Flaming condoms, kites, balloons from Gaza used to set fields ablaze in southern Israel

Israel fires

An Israeli firefighter tries to extinguish a blaze in a field close to the southern Israeli kibbutz of Nir Am near the border with the Gaza Strip on June 20, 2018, after it was set off by incendiary kites flown from the Palestinian enclave.


Condoms have moved out of the bedroom and into the air in the Gaza Strip, where they’ve become the newest weapon against Israel.

Sometimes tied together for added buoyancy, the inflated prophylactics are attached to gas-soaked rags, other burning items or explosive devices, then flown over the border like balloons into southern Israel, where they set fire to farmlands and nature reserves.

Despite the conservative nature of Gazan society, especially under the rule of the Islamist Hamas movement, condoms are widely available in local pharmacies. They’ve joined an array of airborne incendiary devices dispatched across the border that have caused millions of shekels in damage.

An estimated 6,000 acres have been destroyed in hundreds of blazes caused by flaming kites, helium balloons, and now condoms, according to Israeli officials. Some of the fires have burned as long as 10 hours, firefighters say, ruining crops and killing wildlife.

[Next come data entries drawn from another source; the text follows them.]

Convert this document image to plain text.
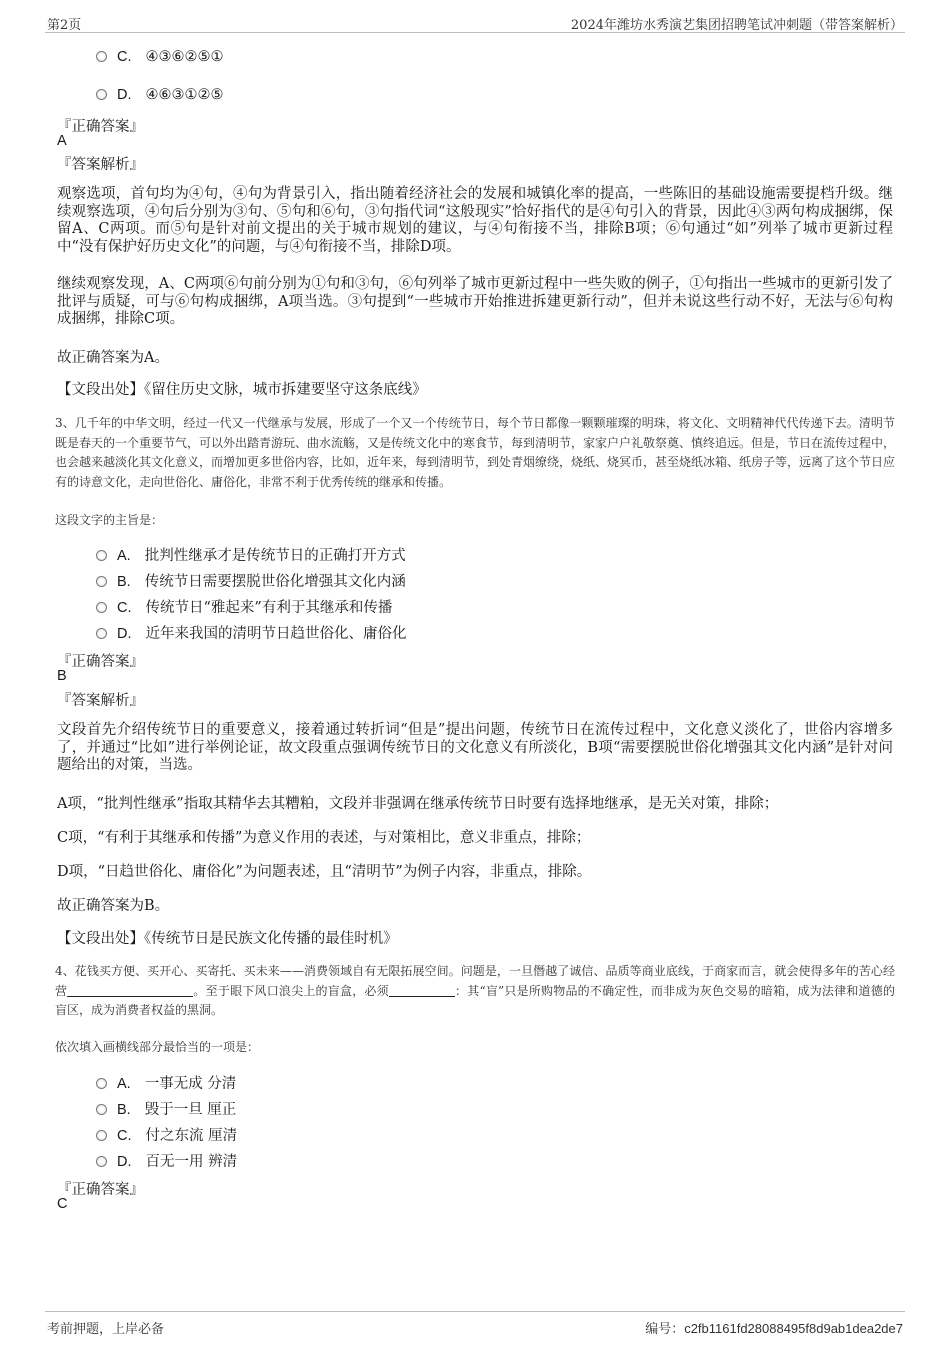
第2页	2024年潍坊水秀演艺集团招聘笔试冲刺题（带答案解析）
C. ④③⑥②⑤①
D. ④⑥③①②⑤
『正确答案』
A
『答案解析』
观察选项，首句均为④句，④句为背景引入，指出随着经济社会的发展和城镇化率的提高，一些陈旧的基础设施需要提档升级。继续观察选项，④句后分别为③句、⑤句和⑥句，③句指代词“这般现实”恰好指代的是④句引入的背景，因此④③两句构成捆绑，保留A、C两项。而⑤句是针对前文提出的关于城市规划的建议，与④句衔接不当，排除B项；⑥句通过“如”列举了城市更新过程中“没有保护好历史文化”的问题，与④句衔接不当，排除D项。
继续观察发现，A、C两项⑥句前分别为①句和③句，⑥句列举了城市更新过程中一些失败的例子，①句指出一些城市的更新引发了批评与质疑，可与⑥句构成捆绑，A项当选。③句提到“一些城市开始推进拆建更新行动”，但并未说这些行动不好，无法与⑥句构成捆绑，排除C项。
故正确答案为A。
【文段出处】《留住历史文脉，城市拆建要坚守这条底线》
3、几千年的中华文明，经过一代又一代继承与发展，形成了一个又一个传统节日，每个节日都像一颗颗璀璨的明珠，将文化、文明精神代代传递下去。清明节既是春天的一个重要节气，可以外出踏青游玩、曲水流觞，又是传统文化中的寒食节，每到清明节，家家户户礼敬祭奠、慎终追远。但是，节日在流传过程中，也会越来越淡化其文化意义，而增加更多世俗内容，比如，近年来，每到清明节，到处青烟缭绕，烧纸、烧冥币，甚至烧纸冰箱、纸房子等，远离了这个节日应有的诗意文化，走向世俗化、庸俗化，非常不利于优秀传统的继承和传播。
这段文字的主旨是：
A. 批判性继承才是传统节日的正确打开方式
B. 传统节日需要摆脱世俗化增强其文化内涵
C. 传统节日“雅起来”有利于其继承和传播
D. 近年来我国的清明节日趋世俗化、庸俗化
『正确答案』
B
『答案解析』
文段首先介绍传统节日的重要意义，接着通过转折词“但是”提出问题，传统节日在流传过程中，文化意义淡化了，世俗内容增多了，并通过“比如”进行举例论证，故文段重点强调传统节日的文化意义有所淡化，B项“需要摆脱世俗化增强其文化内涵”是针对问题给出的对策，当选。
A项，“批判性继承”指取其精华去其糟粕，文段并非强调在继承传统节日时要有选择地继承，是无关对策，排除；
C项，“有利于其继承和传播”为意义作用的表述，与对策相比，意义非重点，排除；
D项，“日趋世俗化、庸俗化”为问题表述，且“清明节”为例子内容，非重点，排除。
故正确答案为B。
【文段出处】《传统节日是民族文化传播的最佳时机》
4、花钱买方便、买开心、买寄托、买未来——消费领域自有无限拓展空间。问题是，一旦僭越了诚信、品质等商业底线，于商家而言，就会使得多年的苦心经营	。至于眼下风口浪尖上的盲盒，必须	：其“盲”只是所购物品的不确定性，而非成为灰色交易的暗箱，成为法律和道德的盲区，成为消费者权益的黑洞。
依次填入画横线部分最恰当的一项是：
A. 一事无成 分清
B. 毁于一旦 厘正
C. 付之东流 厘清
D. 百无一用 辨清
『正确答案』
C
考前押题，上岸必备	编号：c2fb1161fd28088495f8d9ab1dea2de7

The military has struggled to deal with these crude but effective weapons. It initially employed drones to take them down as they cross the border, but hundreds eluded the high-tech challenge.

The military has since moved on to trying to deter the launches through warning shots and airstrikes on facilities of the Hamas militant group that runs Gaza. In recent days, the fire department has reported a drop in blazes.